Après une carrière dans la magistrature consacrée presque pour moitié à la présidence de chambres, je ressens profondément la justesse de ce propos. Et je voudrais m’arrêter un court instant sur mes dernières fonctions, celles de président de chambre à la Cour de cassation, dans leur dimension humaniste.

En 2023, présider une chambre de la plus haute juridiction de l’ordre judiciaire, c’est certes contribuer à inscrire celle-ci au premier plan de notre espace judiciaire et juridique, tant national qu’européen, tout en s’attachant à renforcer l’unité et la lisibilité de sa jurisprudence.
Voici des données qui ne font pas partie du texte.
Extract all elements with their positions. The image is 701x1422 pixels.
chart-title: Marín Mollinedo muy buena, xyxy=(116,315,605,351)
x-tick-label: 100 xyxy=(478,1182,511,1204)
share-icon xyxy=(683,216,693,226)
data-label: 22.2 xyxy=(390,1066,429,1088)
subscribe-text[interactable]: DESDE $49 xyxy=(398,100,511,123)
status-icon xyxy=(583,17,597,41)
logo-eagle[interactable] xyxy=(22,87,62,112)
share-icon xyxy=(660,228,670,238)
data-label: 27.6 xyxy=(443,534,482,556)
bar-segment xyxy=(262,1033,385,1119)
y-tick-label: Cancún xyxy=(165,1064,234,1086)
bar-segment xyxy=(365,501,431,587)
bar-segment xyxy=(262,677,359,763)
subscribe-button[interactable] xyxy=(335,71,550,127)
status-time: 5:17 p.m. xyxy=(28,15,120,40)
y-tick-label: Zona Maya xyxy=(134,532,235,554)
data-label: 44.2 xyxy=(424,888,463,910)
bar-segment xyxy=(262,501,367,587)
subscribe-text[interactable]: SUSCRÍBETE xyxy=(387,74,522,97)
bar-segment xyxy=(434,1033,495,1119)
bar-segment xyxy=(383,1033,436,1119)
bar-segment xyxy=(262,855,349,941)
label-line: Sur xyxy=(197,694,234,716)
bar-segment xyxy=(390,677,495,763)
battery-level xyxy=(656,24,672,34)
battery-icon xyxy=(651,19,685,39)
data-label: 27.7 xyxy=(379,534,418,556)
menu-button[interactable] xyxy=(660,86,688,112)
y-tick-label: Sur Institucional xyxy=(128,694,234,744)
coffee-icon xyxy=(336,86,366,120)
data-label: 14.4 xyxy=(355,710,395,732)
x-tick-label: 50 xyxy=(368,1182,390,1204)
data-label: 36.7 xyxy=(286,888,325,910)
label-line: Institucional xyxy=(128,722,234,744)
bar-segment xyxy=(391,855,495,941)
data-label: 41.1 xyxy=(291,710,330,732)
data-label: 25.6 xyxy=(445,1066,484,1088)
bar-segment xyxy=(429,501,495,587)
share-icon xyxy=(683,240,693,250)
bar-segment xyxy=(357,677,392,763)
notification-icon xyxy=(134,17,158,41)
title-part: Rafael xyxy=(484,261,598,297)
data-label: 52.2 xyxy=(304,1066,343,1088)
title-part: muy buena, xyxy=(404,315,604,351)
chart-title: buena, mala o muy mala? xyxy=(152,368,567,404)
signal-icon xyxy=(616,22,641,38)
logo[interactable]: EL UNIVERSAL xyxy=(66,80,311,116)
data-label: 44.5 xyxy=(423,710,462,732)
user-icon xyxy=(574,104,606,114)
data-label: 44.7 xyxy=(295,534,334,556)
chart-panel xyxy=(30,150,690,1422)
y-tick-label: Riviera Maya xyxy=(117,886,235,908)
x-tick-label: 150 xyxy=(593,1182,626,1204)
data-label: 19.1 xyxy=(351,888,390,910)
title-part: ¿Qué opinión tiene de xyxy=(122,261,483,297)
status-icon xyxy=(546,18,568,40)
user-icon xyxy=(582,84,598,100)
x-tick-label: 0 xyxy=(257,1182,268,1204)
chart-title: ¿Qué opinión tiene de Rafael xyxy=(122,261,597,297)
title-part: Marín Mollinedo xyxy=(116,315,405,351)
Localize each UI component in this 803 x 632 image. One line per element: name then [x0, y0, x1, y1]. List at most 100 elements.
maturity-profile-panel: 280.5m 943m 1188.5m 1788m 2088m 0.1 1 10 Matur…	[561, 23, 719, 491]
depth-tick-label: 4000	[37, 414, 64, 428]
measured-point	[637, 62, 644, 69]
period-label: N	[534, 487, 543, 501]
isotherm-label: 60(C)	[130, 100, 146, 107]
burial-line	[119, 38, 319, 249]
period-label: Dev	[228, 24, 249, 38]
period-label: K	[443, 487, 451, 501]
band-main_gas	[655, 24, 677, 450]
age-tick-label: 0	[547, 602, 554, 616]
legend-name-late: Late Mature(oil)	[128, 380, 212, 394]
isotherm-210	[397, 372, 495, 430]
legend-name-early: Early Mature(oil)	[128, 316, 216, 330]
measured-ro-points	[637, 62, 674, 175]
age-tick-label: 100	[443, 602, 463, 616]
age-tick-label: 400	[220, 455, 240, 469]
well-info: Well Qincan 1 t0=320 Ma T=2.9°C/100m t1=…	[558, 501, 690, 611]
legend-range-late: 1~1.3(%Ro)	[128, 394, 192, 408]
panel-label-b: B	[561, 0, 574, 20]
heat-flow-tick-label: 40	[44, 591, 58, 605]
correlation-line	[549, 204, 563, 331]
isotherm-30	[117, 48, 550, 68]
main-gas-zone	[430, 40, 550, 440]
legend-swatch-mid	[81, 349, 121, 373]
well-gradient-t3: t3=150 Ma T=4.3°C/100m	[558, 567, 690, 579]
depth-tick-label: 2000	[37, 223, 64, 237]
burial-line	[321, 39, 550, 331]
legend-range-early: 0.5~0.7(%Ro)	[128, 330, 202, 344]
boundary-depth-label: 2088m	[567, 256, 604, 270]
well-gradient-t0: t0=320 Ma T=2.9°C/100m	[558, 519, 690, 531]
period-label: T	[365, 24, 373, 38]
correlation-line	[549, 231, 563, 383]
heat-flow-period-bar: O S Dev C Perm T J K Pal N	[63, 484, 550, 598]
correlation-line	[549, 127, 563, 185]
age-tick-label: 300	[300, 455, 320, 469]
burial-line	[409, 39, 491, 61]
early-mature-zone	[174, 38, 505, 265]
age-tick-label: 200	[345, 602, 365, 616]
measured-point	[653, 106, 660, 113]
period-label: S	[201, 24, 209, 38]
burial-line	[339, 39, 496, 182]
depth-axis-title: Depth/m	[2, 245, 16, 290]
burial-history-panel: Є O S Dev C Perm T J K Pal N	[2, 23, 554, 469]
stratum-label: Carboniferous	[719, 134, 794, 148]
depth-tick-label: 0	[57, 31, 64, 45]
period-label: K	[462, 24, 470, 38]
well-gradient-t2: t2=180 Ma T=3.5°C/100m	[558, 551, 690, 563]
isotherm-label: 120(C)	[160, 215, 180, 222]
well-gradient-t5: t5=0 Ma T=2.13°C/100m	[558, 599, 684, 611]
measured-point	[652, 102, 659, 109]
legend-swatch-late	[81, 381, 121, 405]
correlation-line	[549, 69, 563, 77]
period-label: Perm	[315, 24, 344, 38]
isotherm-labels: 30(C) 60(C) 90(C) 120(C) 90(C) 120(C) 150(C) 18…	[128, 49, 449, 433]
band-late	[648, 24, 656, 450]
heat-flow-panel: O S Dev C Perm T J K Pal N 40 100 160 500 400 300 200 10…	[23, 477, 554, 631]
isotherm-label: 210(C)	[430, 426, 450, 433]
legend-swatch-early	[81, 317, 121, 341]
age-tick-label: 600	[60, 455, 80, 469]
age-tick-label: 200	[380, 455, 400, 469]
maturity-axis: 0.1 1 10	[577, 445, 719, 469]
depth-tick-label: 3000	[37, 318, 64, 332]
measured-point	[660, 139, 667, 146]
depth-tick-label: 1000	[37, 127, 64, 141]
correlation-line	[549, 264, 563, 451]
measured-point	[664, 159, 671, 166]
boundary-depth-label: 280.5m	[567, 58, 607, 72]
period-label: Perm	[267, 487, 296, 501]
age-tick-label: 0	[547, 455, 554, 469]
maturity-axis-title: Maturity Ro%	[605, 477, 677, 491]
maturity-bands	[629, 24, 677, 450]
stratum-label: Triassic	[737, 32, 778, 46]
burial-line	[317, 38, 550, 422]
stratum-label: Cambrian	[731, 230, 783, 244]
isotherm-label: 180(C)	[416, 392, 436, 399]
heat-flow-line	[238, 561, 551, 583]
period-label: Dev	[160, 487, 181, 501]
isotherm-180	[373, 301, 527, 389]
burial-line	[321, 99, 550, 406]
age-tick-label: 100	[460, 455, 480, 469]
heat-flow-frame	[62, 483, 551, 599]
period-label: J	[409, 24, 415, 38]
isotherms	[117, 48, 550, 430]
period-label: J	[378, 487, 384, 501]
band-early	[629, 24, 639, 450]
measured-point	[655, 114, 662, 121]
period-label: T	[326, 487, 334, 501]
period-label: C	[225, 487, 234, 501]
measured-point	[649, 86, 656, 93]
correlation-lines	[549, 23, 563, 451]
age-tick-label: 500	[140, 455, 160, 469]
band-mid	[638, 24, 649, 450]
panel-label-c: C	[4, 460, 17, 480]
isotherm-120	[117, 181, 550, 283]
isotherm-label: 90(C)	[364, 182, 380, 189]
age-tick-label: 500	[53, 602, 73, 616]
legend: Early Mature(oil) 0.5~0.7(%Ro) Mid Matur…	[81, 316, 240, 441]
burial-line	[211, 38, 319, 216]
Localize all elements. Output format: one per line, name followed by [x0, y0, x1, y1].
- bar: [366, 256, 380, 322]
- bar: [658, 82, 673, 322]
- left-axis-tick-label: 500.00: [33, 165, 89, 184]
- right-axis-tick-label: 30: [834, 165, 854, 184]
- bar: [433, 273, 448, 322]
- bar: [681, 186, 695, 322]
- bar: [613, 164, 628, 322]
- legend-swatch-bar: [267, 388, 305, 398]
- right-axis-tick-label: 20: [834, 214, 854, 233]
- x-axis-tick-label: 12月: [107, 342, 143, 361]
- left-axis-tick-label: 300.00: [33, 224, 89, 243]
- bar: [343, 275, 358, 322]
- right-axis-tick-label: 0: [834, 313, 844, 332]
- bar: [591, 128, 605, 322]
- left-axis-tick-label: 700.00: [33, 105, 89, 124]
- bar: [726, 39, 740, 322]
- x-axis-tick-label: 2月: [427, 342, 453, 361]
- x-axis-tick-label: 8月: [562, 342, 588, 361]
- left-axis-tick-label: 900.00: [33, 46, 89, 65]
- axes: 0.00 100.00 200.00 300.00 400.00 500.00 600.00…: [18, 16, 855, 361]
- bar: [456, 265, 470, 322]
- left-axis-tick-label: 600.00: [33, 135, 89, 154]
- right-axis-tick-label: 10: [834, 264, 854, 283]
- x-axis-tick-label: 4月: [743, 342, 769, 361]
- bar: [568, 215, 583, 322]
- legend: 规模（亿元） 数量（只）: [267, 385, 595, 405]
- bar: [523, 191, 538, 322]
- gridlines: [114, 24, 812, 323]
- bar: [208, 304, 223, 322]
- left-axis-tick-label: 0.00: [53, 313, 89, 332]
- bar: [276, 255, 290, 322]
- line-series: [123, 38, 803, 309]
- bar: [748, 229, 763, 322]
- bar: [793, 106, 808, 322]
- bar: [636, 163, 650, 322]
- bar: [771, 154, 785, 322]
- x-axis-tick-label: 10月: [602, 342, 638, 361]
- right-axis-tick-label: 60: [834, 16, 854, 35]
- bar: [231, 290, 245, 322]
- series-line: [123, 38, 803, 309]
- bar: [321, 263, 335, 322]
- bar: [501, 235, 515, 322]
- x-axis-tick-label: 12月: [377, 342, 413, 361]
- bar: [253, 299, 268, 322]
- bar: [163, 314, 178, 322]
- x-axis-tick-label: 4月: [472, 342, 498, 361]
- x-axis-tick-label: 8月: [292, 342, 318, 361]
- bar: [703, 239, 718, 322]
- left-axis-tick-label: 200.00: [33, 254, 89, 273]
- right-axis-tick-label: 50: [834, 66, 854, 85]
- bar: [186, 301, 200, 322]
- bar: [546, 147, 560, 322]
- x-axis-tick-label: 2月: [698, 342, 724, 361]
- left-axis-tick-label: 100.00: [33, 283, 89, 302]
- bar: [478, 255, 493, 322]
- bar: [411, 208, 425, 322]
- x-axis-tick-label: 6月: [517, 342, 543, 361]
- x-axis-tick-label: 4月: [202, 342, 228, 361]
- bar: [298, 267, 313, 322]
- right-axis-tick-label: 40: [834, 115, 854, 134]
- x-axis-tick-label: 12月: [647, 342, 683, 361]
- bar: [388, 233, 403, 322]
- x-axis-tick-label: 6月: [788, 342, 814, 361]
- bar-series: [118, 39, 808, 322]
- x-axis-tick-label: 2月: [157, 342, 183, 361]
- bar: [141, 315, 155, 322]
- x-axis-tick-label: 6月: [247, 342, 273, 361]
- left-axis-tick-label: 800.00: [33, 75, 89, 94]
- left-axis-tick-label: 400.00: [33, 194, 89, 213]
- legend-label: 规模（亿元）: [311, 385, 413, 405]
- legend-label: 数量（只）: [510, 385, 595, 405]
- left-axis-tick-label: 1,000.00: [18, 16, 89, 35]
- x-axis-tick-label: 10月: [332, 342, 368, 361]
Mais c’est aussi, et surtout, être en capacité de diriger et fédérer des femmes et des hommes qui, pour chacun des pourvois, chacune des questions prioritaires de constitutionnalité ou encore chacune des demandes d’avis qu’ils traitent, sont à l’origine même des décisions de la Cour qui participent, notamment, à la régulation de notre économie et, plus généralement, au bon fonctionnement de notre société.

En charge d’une formation de jugement composée d’au minimum vingt-cinq magistrats, le président de chambre, s’il ne gère pas directement leur carrière, n’en doit pas moins veiller à établir des relations régulières et individualisées avec eux, à faire preuve d’une grande disponibilité, à s’intéresser à ce qu’ils sont, à être attentif à leurs attributions, à valoriser leurs travaux, tout ceci dans l’objectif de constituer une communauté de travail unie et solidaire, soucieuse d’efficacité.

Du point de vue administratif, le président doit particulièrement s’impliquer dans la composition de la chambre dont il a la responsabilité.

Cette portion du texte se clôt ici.